A Universal Library

Google is busy building it, scanning books and scaring publishers off their pants. An article at Speigel:

The little Google search window would be the gateway to the content of the 32 million books, 750 million articles, 25 million songs, 500 million images, 500,000 films, 3 million television programs and 100 billion public Web pages that Wired writer Kevin Kelly estimates humanity has published since the days of Sumerian clay tablets. To store all of this gigantic volume of data -- estimated at 50 petabytes -- would still require a building the size of a small town's library, Kelly wrote in a 2006 article for the New York Times. But in the future, all of that knowledge will be only a mouse click away -- and will fit on a single iPod.

The practical aspect of the system would be that millions of Internet users could achieve what a handful of librarians would never manage -- the networking of book information through links and tags on the Internet. This digital library would be a giant collection of relationships, in which anyone could communicate with anyone else, and in which books could be disassembled into their components, linked to one another, reassembled, marked, analyzed, referenced and criticized.

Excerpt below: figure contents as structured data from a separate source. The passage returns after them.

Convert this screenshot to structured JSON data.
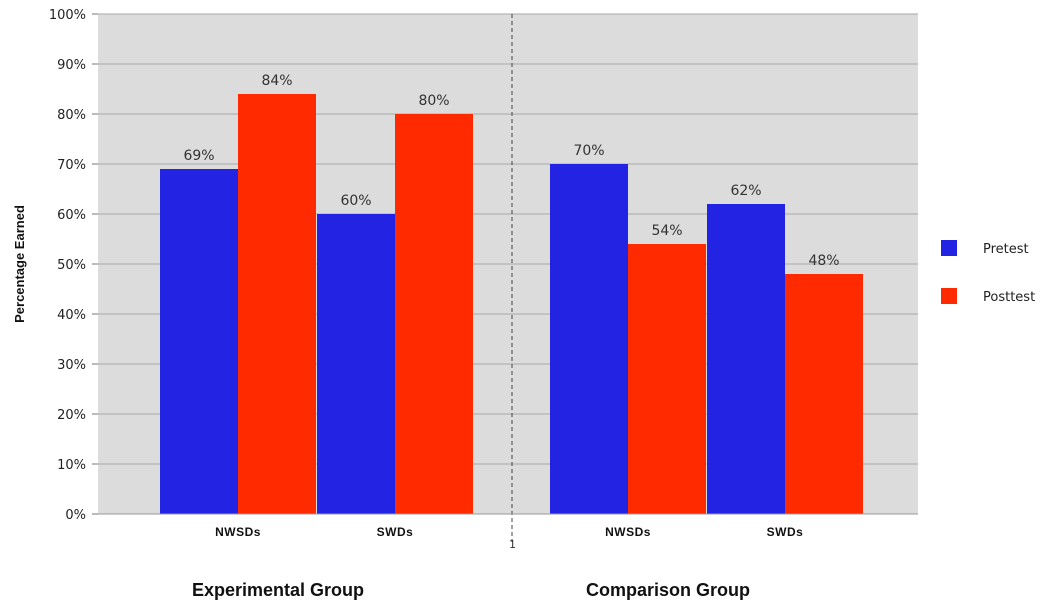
{
  "chart_data": {
    "type": "bar",
    "ylabel": "Percentage Earned",
    "ylim": [
      0,
      100
    ],
    "yticks": [
      "0%",
      "10%",
      "20%",
      "30%",
      "40%",
      "50%",
      "60%",
      "70%",
      "80%",
      "90%",
      "100%"
    ],
    "grid": true,
    "legend_position": "right",
    "separator_label": "1",
    "groups": [
      {
        "label": "Experimental Group",
        "categories": [
          "NWSDs",
          "SWDs"
        ],
        "series": [
          {
            "name": "Pretest",
            "values": [
              69,
              60
            ],
            "labels": [
              "69%",
              "60%"
            ]
          },
          {
            "name": "Posttest",
            "values": [
              84,
              80
            ],
            "labels": [
              "84%",
              "80%"
            ]
          }
        ]
      },
      {
        "label": "Comparison Group",
        "categories": [
          "NWSDs",
          "SWDs"
        ],
        "series": [
          {
            "name": "Pretest",
            "values": [
              70,
              62
            ],
            "labels": [
              "70%",
              "62%"
            ]
          },
          {
            "name": "Posttest",
            "values": [
              54,
              48
            ],
            "labels": [
              "54%",
              "48%"
            ]
          }
        ]
      }
    ],
    "legend": [
      {
        "name": "Pretest",
        "color": "#2323e3"
      },
      {
        "name": "Posttest",
        "color": "#ff2a00"
      }
    ]
  }
}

But the system could also turn into an indiscriminate jumble of information. Instead of leading us into enlightenment, the random barrage of data could end in digital decadence, or what Friedrich Nietzsche called the "anarchy of atoms." In "The Case of Wagner," Nietzsche criticized the "literary decadence" of his day: "The word becomes sovereign and leaps out of the sentence, the sentence reaches out and obscures the meaning of the page, and the page gains life at the expense of the whole." The whole, Nietzsche complained, is no longer a whole. His words sound like a foreshadowing of hypertext on the Internet.